Karena situasi pekerjaannya yang demikian itulah, maka seorang pemimpin tingkat IV dituntut dapat memainkan peranannya secara efektif, agar seluruh pegawai yang berada langsung di bawah kendalinya, dapat bekerja secara efektif pula. Untuk dapat bekerja secara efektif, maka seorang pemimpin perlu menjalankan serangkaian peran seperti yang telah digariskan. Dalam organisasi pemerintah, peranan seorang pemimpin yang terkait dengan anak buah atau bawahan, telah diatur dalam Peraturan Pemerintah No. 30 Tahun 1980, tentang Peraturan Disiplin Pegawai Negeri Sipil (PNS). Dalam peraturan ini, peran itu diistilahkan sebagai kewajiban seorang pemimpin kepada bawahannya, yaitu:

1. Bertindak dan bersikap tegas, tetapi adil dan bijaksana terhadap bawahannya

2. Membimbing bawahannya dalam melaksanakan tugasnya

3. Menjadi dan memberikan contoh serta teladan yang baik terhadap bawahannya

4. Mendorong bawahannya untuk meningkatkan prestasi kerjanya

5. Memberikan kesempatan kepada bawahannya untuk mengembangkan karirnya.

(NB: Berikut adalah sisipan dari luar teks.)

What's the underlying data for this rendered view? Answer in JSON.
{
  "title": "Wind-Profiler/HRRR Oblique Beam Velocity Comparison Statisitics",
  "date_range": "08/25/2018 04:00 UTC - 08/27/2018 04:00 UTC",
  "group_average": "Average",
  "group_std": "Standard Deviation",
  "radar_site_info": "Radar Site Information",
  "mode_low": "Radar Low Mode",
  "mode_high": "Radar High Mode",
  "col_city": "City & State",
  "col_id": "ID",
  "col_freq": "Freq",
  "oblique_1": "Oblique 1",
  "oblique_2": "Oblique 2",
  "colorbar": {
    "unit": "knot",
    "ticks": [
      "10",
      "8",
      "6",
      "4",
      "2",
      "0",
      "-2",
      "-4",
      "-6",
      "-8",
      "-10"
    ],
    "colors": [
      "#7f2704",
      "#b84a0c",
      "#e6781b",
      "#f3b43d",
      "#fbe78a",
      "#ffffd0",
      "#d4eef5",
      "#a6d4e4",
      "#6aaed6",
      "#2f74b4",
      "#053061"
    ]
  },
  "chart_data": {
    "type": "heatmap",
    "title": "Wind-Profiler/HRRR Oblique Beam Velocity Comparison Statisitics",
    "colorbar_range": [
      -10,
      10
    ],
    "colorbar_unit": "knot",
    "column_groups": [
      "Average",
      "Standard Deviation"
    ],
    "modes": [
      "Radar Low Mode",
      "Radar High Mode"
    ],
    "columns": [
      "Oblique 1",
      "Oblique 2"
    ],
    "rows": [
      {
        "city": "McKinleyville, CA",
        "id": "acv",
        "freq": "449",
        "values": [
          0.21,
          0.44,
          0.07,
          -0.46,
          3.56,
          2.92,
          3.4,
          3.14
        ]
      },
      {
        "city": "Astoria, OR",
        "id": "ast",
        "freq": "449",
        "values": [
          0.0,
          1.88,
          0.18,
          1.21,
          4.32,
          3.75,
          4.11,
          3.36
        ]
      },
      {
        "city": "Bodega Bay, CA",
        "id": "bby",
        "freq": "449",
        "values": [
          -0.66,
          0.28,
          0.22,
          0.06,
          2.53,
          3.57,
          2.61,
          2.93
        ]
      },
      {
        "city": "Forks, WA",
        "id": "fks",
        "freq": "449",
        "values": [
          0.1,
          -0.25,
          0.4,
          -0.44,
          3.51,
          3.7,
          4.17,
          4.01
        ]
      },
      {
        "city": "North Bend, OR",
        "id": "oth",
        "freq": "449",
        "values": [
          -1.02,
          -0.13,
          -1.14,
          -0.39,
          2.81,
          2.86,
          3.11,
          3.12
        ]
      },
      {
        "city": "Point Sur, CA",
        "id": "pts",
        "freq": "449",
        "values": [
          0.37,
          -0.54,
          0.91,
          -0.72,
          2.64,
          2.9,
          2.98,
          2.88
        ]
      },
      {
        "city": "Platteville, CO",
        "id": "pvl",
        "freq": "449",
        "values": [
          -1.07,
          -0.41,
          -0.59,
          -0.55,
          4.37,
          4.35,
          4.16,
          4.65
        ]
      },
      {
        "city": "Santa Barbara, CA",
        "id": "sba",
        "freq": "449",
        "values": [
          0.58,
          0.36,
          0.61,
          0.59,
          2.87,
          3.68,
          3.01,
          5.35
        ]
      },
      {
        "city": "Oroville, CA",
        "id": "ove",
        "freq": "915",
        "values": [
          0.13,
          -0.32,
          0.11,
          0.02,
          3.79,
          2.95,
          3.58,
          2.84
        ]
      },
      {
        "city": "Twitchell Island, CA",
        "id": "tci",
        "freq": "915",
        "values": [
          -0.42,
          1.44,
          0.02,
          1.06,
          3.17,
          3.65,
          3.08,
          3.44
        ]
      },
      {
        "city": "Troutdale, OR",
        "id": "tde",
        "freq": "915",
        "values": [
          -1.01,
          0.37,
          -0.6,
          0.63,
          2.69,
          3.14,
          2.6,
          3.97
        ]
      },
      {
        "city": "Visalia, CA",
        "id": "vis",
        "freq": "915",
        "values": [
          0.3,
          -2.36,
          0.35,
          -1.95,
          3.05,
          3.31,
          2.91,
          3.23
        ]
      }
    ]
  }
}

Kelima peran pemimpin ini, jika dijalankan secara efektif oleh pemimpin tingkat IV, maka akan dapat meningkatkan minat kerja seorang pegawai negeri sipil. Implikasinya, peningkatan minat kerja ini akan mempengaruhi berbagai hal seperti: perasaan positif terhadap pekerjaan, perilaku positif dan produktif dalam bekerja, kinerja, keterlibatan kerja, dan lain sebagainya.

Selain efektivitas peran pemimpin tingkat IV di atas, minat kerja pegawai negeri sipil juga dipengaruhi oleh faktor eksternal lain, yakni keteraksesan terhadap informasi kelembagaan. Di banyak organisasi, masalah pengelolaan informasi ini sangat terkait dengan upaya untuk menciptakan stabilitas organisasi. Organisasi yang stabil adalah organisasi yang bisa dikontrol sesuai dengan keinginan pemimpinnya. Menurut Robbins (1990) kontrol dan akses terhadap informasi bisa menjadi sumber utama bagi kekuasaan selama informasi tersebut langka dan penting. Meskipun demikian, pengelolaan informasi ini sendiri sebenarnya merupakan fungsi yang memang melekat pada organisasi dan pemimpinnya. Sutrisno dan Sanusi (2001) mengatakan bahwa salah satu fungsi dari organisasi itu adalah sebagai pusat informasi. Ada lima fungsi organisasi sebagai pusat informasi, yaitu: menerima informasi, merekam informasi, mengatur informasi, memberi informasi, dan melindungi asset. Hal ini juga diungkapkan oleh Mills dan Standingford (Sutrisno dan Sanusi, 2001) yang mengatakan bahwa organisasi memiliki fungsi sebagai pemberi pelayanan komunikasi dan perekaman.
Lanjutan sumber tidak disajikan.